Au printemps dernier, la presse mondiale a repris à l’unisson une information « extraordinaire » délivrée par le ministère des Antiquités égyptiennes : une ville de plus de 3 000 ans venait d’être exhumée près de Louxor. Le très médiatique archéologue Zahi Hawass en fit aussitôt la « cité perdue » la plus grande de l’Égypte ancienne. En réalité, cette découverte avait été répertoriée dès les années 1930 par une équipe d’égyptologues français. Cet épisode a renvoyé à une pratique bien connue : régulièrement, l’Égypte s’octroie la primeur de découvertes en réalité déjà anciennes, stockées depuis des décennies dans son grenier aux antiquités. La communication tonitruante qui accompagne ce tour de passe-passe vise à réactiver le tourisme, mais aussi à flatter la fierté de la population égyptienne. Ce n’est pas un hasard si la prétendue « cité perdue » (ré-)exhumée en avril dernier a été baptisée « Aton » en référence à Akhenaton, l’un des plus grands pharaons que l’Égypte ait connus.
« Aux Proche et Moyen-Orient, l’histoire n’est jamais neutre », rappellent les archéologues occidentaux, qui s’abstiennent de commenter ouvertement ce truisme, les autorisations de fouilles que délivrent les autorités dépendant de leur discrétion. C’est vrai en Égypte, en Jordanie, en Irak ou en Israël. Ainsi, la découverte récente, près de Jérusalem, d’une inscription vieille de 3 100 ans pouvant être lue comme Jerubbaal ou Yerubaal a débouché sur plusieurs pistes. L’une veut que cette inscription constitue un chaînon manquant dans l’évolution de l’alphabet à une époque où celle-ci a disparu.

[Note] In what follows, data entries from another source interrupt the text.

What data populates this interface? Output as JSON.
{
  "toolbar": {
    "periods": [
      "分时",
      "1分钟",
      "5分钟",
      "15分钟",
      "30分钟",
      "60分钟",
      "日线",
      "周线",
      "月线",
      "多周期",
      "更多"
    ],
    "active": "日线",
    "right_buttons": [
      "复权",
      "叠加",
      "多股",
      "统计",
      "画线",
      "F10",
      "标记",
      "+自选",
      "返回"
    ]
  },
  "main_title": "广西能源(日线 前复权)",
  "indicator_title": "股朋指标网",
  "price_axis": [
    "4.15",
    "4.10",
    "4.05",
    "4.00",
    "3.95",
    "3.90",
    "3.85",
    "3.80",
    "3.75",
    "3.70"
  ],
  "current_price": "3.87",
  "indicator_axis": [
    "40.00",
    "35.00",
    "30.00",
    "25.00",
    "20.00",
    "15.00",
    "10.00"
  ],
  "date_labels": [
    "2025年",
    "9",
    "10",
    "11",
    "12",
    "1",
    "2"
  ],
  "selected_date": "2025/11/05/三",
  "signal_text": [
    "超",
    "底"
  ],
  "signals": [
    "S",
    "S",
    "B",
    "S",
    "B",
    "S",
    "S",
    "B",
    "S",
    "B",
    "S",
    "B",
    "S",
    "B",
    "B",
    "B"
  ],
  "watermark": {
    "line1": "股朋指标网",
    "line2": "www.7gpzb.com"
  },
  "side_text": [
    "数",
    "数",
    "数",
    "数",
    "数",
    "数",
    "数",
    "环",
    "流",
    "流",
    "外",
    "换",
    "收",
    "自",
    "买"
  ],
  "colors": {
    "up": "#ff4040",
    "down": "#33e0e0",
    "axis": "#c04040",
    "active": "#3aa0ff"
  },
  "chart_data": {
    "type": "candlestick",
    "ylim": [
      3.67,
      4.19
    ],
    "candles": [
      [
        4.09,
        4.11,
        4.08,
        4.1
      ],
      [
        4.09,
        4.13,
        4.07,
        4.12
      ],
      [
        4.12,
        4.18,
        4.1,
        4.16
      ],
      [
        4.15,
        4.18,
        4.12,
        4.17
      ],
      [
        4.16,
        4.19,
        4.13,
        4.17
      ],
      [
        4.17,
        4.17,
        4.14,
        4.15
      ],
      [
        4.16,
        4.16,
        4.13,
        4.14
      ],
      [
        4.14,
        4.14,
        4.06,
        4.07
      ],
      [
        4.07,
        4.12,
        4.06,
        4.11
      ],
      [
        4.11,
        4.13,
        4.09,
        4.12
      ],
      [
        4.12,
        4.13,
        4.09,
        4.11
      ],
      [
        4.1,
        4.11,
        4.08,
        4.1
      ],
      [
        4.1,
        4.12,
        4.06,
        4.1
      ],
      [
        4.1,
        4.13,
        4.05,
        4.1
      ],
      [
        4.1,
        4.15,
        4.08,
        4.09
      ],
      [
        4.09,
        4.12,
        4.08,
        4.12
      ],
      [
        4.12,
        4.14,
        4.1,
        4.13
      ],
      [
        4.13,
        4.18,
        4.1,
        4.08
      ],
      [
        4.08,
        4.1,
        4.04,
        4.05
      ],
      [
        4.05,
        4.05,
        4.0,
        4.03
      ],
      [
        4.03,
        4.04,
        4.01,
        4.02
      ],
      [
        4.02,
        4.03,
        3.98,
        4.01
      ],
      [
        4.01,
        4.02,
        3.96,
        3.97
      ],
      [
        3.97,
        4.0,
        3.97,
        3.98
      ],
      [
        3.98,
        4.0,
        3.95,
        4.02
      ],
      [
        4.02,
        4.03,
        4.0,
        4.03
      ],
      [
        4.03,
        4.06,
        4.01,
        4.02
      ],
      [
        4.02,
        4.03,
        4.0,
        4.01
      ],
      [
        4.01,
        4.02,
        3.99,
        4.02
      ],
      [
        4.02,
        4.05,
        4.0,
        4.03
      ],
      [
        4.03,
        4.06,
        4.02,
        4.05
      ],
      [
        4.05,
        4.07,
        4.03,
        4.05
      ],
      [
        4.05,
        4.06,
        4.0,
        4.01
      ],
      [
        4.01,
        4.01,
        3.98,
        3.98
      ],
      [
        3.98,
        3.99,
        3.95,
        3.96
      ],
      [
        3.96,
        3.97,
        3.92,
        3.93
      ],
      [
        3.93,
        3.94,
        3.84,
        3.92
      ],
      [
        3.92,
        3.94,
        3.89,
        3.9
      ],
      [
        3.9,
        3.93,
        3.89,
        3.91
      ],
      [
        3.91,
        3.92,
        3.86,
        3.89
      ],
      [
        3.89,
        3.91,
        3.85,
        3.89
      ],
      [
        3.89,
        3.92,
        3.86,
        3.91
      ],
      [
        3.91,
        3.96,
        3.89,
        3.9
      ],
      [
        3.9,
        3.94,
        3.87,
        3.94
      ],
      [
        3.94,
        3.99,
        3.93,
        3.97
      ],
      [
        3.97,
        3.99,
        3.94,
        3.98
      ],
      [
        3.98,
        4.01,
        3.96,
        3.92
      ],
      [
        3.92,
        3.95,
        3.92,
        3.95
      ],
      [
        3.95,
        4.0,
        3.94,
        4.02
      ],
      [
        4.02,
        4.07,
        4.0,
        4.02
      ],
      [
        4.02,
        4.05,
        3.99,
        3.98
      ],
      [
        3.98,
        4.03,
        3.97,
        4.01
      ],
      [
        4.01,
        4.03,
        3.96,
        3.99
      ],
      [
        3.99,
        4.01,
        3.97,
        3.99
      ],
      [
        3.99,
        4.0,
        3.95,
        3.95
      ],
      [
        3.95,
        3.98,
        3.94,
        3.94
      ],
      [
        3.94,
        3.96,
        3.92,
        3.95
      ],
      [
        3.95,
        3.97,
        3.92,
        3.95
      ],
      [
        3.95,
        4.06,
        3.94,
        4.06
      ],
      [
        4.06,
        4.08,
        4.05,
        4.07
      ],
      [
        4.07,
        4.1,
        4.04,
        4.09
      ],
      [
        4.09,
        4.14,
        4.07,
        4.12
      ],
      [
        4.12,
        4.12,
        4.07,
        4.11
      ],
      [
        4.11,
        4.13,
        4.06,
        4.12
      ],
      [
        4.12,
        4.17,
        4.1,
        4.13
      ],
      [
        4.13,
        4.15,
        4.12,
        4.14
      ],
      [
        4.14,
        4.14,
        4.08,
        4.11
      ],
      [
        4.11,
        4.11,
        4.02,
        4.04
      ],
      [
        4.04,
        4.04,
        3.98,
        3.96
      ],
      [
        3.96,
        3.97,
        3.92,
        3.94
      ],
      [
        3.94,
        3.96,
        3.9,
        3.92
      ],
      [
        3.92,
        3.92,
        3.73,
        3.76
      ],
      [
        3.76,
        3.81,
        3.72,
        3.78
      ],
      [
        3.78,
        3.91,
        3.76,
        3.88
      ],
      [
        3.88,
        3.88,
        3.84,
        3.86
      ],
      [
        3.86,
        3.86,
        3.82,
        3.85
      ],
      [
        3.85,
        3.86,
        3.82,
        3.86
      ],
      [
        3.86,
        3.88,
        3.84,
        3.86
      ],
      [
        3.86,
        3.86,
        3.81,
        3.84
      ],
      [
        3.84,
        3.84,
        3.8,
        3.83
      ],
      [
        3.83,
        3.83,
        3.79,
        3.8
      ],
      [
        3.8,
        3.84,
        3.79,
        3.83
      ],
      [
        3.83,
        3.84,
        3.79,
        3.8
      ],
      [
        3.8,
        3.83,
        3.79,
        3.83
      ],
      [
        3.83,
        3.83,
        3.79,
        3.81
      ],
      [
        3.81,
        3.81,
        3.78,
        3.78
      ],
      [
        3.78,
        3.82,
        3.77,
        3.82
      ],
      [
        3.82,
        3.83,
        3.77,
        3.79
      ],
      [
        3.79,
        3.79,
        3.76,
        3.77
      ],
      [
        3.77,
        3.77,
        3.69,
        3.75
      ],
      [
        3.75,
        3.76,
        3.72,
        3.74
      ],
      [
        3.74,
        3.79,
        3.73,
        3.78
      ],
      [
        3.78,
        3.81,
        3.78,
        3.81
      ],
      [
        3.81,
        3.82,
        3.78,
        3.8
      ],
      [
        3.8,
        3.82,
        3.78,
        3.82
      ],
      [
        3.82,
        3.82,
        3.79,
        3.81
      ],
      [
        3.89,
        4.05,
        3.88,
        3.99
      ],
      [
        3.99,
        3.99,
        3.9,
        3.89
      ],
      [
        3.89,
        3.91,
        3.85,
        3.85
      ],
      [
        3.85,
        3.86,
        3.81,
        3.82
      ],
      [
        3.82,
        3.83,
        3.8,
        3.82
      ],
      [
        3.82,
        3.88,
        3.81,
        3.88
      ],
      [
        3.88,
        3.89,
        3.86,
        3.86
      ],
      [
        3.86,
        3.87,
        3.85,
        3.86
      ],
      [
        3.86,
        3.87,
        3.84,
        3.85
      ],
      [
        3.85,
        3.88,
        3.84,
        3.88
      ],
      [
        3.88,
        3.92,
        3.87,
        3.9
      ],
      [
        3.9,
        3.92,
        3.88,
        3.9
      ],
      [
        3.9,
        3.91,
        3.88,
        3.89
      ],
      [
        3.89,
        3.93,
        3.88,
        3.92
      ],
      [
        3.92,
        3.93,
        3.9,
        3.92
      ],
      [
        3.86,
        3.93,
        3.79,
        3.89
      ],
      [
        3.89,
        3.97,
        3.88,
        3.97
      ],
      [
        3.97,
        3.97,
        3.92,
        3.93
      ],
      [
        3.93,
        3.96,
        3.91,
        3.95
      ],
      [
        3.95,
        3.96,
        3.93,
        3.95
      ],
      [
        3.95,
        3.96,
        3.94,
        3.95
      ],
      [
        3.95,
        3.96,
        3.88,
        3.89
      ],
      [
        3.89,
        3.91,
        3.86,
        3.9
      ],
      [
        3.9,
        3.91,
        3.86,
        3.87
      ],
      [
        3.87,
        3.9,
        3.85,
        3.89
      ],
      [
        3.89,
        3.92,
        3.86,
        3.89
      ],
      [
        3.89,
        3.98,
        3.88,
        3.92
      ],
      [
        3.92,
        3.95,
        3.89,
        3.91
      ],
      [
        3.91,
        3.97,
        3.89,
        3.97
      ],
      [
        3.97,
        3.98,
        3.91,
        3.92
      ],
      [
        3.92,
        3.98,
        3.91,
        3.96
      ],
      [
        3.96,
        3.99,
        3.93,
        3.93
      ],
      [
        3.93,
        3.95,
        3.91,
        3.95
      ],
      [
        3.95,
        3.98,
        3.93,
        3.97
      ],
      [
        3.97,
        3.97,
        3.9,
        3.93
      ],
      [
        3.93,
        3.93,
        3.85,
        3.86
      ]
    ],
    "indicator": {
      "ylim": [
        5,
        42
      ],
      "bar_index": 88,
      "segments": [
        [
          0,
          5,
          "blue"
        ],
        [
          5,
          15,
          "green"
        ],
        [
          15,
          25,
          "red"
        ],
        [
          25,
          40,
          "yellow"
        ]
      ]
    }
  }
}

L’autre, plus « politique », laisse entendre que ce Jerubbaal pourrait être le juge biblique Gédéon de l’Ancien Testament, ce qui accréditerait l’idée que des israélites vivaient déjà sur ce coin de terre il y a trois millénaires et des poussières. Inutile d’ajouter le poids que pourrait acquérir une telle interprétation dans le contexte politique régional.
Des exemples comme ceux-là foisonnent dans l’histoire. Ils plaident pour la perpétuation d’identités propres, solides, qui auraient traversé les temps. Celles-ci seraient synonymes de longévité, de grandeur, de culture, d’ancrage à la terre. Bref, de légitimité pour qui s’en revendique.
Stigmatiser l’Autre
Mais de quelles identités parle-t-on ? Il faudrait être naïf pour imaginer qu’elles correspondent à une homogénéité génétique. Les migrations, le commerce ou les guerres ont conduit à d’incessants brassages de population dès la plus haute antiquité. L’idéal de pureté raciale porté par le national-socialisme fut aussi stupide qu’assassin.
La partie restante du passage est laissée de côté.